Grassland birds are among the most globally threatened bird groups due to substantial degradation of native grassland habitats. However, the current network of grassland conservation areas may not be adequate for halting population declines and biodiversity loss. Here, we evaluate a network of grassland conservation areas within Wisconsin, U.S.A. that includes both large Focal Landscapes and smaller targeted conservation areas (e.g., Grassland Bird Conservation Areas or GBCAs) established within them. To date, this conservation network has lacked baseline information to assess whether the current placement of these conservation areas aligns with population hotspots of grassland-dependent taxa. To do so, we fitted data from thousands of avian point-count surveys collected by citizen scientists as part of Wisconsin’s Breeding Bird Atlas II with multinomial N-mixture models to estimate habitat-abundance relationships, develop spatially-explicit predictions of abundance and establish ecological baselines within priority conservation areas for a suite of obligate grassland songbirds. Next, we developed spatial randomization tests to evaluate the placement of this conservation network relative to randomly placed conservation networks. Overall, less than 20% of species statewide populations were found within the current grassland conservation network.

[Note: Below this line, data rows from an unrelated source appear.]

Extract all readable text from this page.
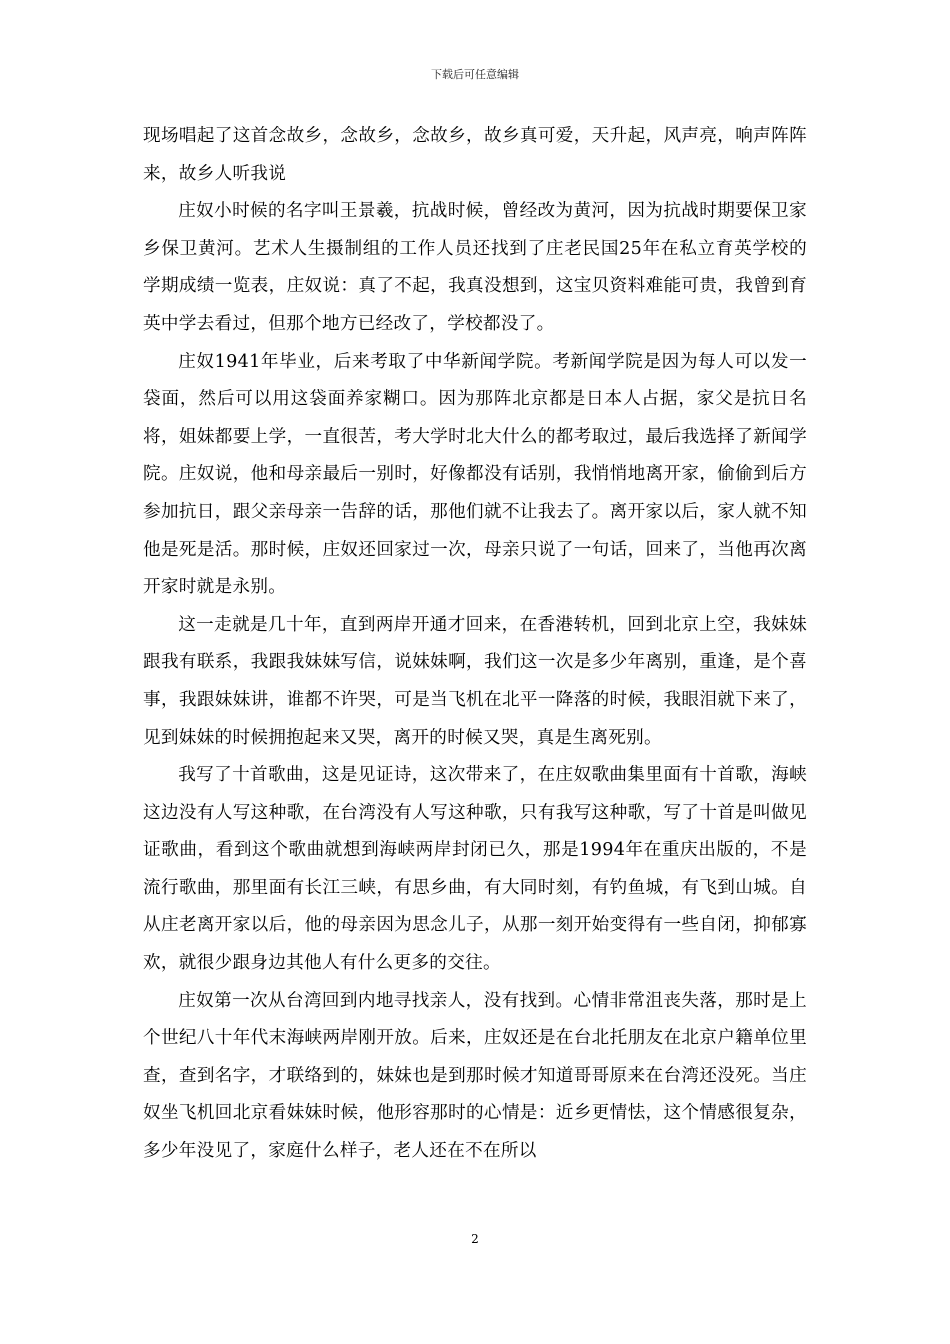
下载后可任意编辑

现场唱起了这首念故乡，念故乡，念故乡，故乡真可爱，天升起，风声亮，响声阵阵来，故乡人听我说

庄奴小时候的名字叫王景羲，抗战时候，曾经改为黄河，因为抗战时期要保卫家乡保卫黄河。艺术人生摄制组的工作人员还找到了庄老民国25年在私立育英学校的学期成绩一览表，庄奴说：真了不起，我真没想到，这宝贝资料难能可贵，我曾到育英中学去看过，但那个地方已经改了，学校都没了。

庄奴1941年毕业，后来考取了中华新闻学院。考新闻学院是因为每人可以发一袋面，然后可以用这袋面养家糊口。因为那阵北京都是日本人占据，家父是抗日名将，姐妹都要上学，一直很苦，考大学时北大什么的都考取过，最后我选择了新闻学院。庄奴说，他和母亲最后一别时，好像都没有话别，我悄悄地离开家，偷偷到后方参加抗日，跟父亲母亲一告辞的话，那他们就不让我去了。离开家以后，家人就不知他是死是活。那时候，庄奴还回家过一次，母亲只说了一句话，回来了，当他再次离开家时就是永别。

这一走就是几十年，直到两岸开通才回来，在香港转机，回到北京上空，我妹妹跟我有联系，我跟我妹妹写信，说妹妹啊，我们这一次是多少年离别，重逢，是个喜事，我跟妹妹讲，谁都不许哭，可是当飞机在北平一降落的时候，我眼泪就下来了，见到妹妹的时候拥抱起来又哭，离开的时候又哭，真是生离死别。

我写了十首歌曲，这是见证诗，这次带来了，在庄奴歌曲集里面有十首歌，海峡这边没有人写这种歌，在台湾没有人写这种歌，只有我写这种歌，写了十首是叫做见证歌曲，看到这个歌曲就想到海峡两岸封闭已久，那是1994年在重庆出版的，不是流行歌曲，那里面有长江三峡，有思乡曲，有大同时刻，有钓鱼城，有飞到山城。自从庄老离开家以后，他的母亲因为思念儿子，从那一刻开始变得有一些自闭，抑郁寡欢，就很少跟身边其他人有什么更多的交往。

庄奴第一次从台湾回到内地寻找亲人，没有找到。心情非常沮丧失落，那时是上个世纪八十年代末海峡两岸刚开放。后来，庄奴还是在台北托朋友在北京户籍单位里查，查到名字，才联络到的，妹妹也是到那时候才知道哥哥原来在台湾还没死。当庄奴坐飞机回北京看妹妹时候，他形容那时的心情是：近乡更情怯，这个情感很复杂，多少年没见了，家庭什么样子，老人还在不在所以

2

Spatial tests demonstrated high representation of this bird assemblage within the entire conservation network, but with a bias towards birds associated with moderately tall grasses relative to those associated with short or tall grasses. We also found that GBCAs had higher representation at Focal Landscape rather than statewide scales. Here, we demonstrated how combining citizen science data with hierarchical modeling is a powerful tool for estimating ecological baselines and conducting large-scale evaluations of an existing conservation network for multiple grassland birds. Our flexible spatial randomization approach offers the potential to be applied to other protected area networks and serve as a complementary tool for conservation planning efforts globally.

Spatially-explicit density estimates at 1x1km for obligate grassland birds based on Wisconsin's Breeding Bird Atlas II, Wiscland 2 landcover and PRISM climate data, and multinomial N-mixture models.

The readme file contains an explanation of each of the variables in the dataset. Information on how the data was generated can be found in the associated manuscript referenced above.